One of the most important women in my life has asked me to write this. How she feels about her man, in her own words. The words are not mine. They are hers, mostly. Only the harmony is mine, and I’ve tried to match it to hers.
“I love him because he is the wall my back rests against. How can I explain this? As long as I know he loves me and he is in this world, I will never feel not safe. He is the one number I have on speed dial. But even if I did not have my mobile phone on me, if the battery was flat and I could not charge because UMEME is loadshedding us again, I know he would find a way to reach me. To find out how I’m. He has always been like that.
Right from when I was begging him not to spend so much money on buying mango juice to call me. Do you remember when all mobile phone airtime was not called airtime but mango? Ha, we have been in love since then. Maybe even a little before that. He bought me my first phone, you know. That is when we discovered that a mobile phone was useless without being ‘juiced’ up with ‘mango.’ Hahaha, there were more discoveries yet to be made. He might ‘juice’ up my phone but I had no way of calling him because he could not then afford to buy himself a mobile phone as well.
How old were we then? Maybe 17, maybe 18 years old? Still in school. He would not tell me how he managed to get me that phone but many years later he told me, “I lived in fear of your phone, eh! Sometimes it came down to either I walk from home to school and buy your mango or I use that money for the taxi and see the most hurt look on your face when you knew that for that week you would not be able to call your sister who was studying in India at the time. Usually I just bought the mango.”
He has not changed. When it comes to acting, in good faith, first, thinking later. When we were nearly blown up sky high, during the Kyadondo bomb blasts of July 11, 2010. He was the one who had dropped me and my girlfriends off because he had a meeting at Sheraton Hotel he said he could not pass up. I don’t know he got through the Police cordon, and the madness of terror around Lugogo by-pass when he heard about the bomb blasts that go on, a year later claiming the lives it has already permanently maimed. 86 lives and counting. We were there, the five of us girls. The row behind us was hit, we were not. Claire found a ripped off man’s palm in her lap. He told me later that I had brain matter sprayed all over the back of my head and the chair I was seated in. And blood, lots of blood.
I don’t want to remember much about that night.
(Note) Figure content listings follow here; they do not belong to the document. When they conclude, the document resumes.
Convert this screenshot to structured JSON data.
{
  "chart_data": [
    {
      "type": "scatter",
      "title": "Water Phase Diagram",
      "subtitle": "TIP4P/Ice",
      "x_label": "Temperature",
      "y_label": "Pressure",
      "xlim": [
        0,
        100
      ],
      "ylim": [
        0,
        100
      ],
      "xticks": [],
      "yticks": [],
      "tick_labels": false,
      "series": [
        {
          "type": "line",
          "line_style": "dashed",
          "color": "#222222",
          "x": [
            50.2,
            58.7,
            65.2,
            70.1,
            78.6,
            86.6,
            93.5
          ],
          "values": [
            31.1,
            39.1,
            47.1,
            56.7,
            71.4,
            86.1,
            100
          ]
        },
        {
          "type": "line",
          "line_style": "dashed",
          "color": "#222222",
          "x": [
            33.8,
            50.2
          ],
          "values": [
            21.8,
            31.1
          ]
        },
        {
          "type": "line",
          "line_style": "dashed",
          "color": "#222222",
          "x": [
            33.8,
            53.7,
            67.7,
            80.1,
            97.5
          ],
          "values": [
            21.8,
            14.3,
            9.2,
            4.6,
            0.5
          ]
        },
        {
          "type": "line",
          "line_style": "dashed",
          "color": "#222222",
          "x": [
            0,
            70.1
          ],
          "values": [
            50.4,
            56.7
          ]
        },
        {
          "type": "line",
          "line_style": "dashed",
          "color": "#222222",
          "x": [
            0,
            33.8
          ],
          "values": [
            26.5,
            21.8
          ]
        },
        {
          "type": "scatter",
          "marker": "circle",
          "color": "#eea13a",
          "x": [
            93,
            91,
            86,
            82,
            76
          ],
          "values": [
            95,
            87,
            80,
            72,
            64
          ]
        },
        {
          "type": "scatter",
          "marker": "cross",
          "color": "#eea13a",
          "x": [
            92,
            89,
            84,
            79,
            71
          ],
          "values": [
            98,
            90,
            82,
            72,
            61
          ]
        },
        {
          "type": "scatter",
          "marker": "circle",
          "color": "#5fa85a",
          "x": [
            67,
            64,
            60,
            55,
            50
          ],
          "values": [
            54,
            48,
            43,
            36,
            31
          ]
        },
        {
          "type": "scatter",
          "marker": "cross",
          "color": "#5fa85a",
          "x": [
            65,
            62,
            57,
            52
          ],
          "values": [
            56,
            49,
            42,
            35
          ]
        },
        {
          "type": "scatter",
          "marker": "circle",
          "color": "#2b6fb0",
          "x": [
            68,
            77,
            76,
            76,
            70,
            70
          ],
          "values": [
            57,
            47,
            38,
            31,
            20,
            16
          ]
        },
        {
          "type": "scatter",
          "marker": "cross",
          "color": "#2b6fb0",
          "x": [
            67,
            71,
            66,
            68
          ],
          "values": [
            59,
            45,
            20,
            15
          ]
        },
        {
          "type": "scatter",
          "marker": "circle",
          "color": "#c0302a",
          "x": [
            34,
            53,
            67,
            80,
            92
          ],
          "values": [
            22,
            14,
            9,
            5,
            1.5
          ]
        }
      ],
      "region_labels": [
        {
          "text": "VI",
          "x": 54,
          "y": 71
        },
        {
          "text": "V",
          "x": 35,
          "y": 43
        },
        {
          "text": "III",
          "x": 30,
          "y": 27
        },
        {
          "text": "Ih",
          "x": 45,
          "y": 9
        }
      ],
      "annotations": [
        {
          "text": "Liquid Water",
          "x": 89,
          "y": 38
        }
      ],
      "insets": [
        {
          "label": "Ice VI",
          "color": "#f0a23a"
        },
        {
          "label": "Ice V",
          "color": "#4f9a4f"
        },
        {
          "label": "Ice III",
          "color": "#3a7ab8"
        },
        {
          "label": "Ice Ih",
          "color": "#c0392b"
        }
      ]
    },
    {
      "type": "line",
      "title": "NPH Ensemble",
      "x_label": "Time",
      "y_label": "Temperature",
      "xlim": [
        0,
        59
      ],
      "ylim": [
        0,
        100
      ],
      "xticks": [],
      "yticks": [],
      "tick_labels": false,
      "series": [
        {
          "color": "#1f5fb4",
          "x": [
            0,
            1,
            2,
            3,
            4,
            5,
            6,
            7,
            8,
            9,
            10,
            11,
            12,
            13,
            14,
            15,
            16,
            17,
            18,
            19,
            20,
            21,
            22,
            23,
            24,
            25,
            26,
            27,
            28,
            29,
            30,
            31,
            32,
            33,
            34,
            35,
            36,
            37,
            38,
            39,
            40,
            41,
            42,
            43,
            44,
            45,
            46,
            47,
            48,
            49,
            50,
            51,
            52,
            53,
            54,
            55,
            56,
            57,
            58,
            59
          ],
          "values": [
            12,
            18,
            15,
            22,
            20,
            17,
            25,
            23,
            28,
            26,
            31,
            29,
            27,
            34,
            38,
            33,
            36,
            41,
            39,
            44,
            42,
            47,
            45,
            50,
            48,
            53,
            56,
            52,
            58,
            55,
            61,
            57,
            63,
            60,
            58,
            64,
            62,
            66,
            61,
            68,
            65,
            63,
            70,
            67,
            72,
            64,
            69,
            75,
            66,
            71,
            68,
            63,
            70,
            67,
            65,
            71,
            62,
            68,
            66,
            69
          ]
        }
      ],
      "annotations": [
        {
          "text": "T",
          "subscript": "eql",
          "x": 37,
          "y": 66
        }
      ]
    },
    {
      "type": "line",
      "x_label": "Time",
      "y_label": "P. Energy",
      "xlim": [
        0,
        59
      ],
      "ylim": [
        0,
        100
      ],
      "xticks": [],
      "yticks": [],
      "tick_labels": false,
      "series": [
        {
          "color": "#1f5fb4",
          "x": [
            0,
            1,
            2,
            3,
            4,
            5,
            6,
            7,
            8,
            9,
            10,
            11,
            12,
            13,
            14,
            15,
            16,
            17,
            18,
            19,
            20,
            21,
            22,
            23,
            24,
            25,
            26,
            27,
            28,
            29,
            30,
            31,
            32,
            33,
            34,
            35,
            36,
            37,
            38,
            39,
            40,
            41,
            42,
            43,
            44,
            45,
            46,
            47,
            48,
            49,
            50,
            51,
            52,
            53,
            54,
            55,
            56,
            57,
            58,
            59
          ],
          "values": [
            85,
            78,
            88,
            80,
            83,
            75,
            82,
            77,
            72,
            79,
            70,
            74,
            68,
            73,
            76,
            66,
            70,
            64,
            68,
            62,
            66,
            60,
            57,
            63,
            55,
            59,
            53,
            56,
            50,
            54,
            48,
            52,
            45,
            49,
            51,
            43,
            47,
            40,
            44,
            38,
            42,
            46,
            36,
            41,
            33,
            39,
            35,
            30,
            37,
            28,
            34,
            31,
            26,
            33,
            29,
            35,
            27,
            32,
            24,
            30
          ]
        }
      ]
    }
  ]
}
I remember the pearl white rosary swinging on his car dashboard, and his face most of the time turned to look at me, as he drove and drove us to hospital, and his mouth moving and how his voice sounded like the soothing lake evening tide coming in. No sense did he make, but I never wanted him to stop talking. Claire and Josephine said that they have no idea how he got us to that Nakasero hospital. How he marshaled five hysterical, screaming women into the reception area and somehow got a doctor to check each of us for injuries. I don’t know.
I smiled, back home, after two days, to remember the doctor asking me if the man who had brought us was a ‘soldier.’ Blood and what he had seen seemed not to have shaken him at all. The short hand explanation he staccato gave was what they needed and found had happened. His insistence that an ear doctor take a look at Kate saved the hearing in her right ear, and now Kate can still teach music. Only he could ignore my thrashing and feverish horror visions to bathe me in the women’s ward bathroom, pulling sticky matter from my braids he refused to let me see, bullying me for wishing to see the mucus of fear Josephine had sneezed into my hair.
He borrowed one of the doctor’s white lab coats to go with the doctor to talk to our parents. My parents had never met him formally before that July 11 night. Dad insisted he must not pay any bride price, after that night. We laugh about it.
I did not understand the effect of the whole experience on him until at his house one afternoon, as we were settling to watch a Barcelona-Real Madrid best of clashes, I dropped the saucer of his cup of lemon tea and he almost ended up in the ceiling of the house, shaking and trembling, like he was having an attack of malaria triple plus.
He considers that the most embarrassing moment of his life. I loved him more for it though he won’t believe it.
Fourteen years of loving this man and he still can say, “I know I have let you down but I will try harder. I don’t want to disappoint you.”
I want to ask him, how can you disappoint me when you still try to come home by 5pm so you can be with the four of us in our home? Even when you have an 8pm meeting in town, you insist on passing at home and seeing us, being with us?
I want to ask him, how can you disappoint me when you listened to all sides, heard the arguments and counter arguments, and let me go for that Masters in Norway? When I did not think you understood, even if I had this job where I was entitled to a company car, housing allowance and medical care for us all, that it was not about the money, a better job, it was about that masters and how much I had wanted it, been talking about it for years?
I want to ask him, how can you disappoint me when my own mother confesses I have a “man’s temper” say things I should not have, then have a hard time taking them back, made all the harder because you never ask me to take them back. You wait it out and our children never know there’s anything wrong, just that “Mummy likes to keep quiet sometimes. She has a lot to think about.”
I wish I could tell you all that. So much more. But I don’t know how to start.”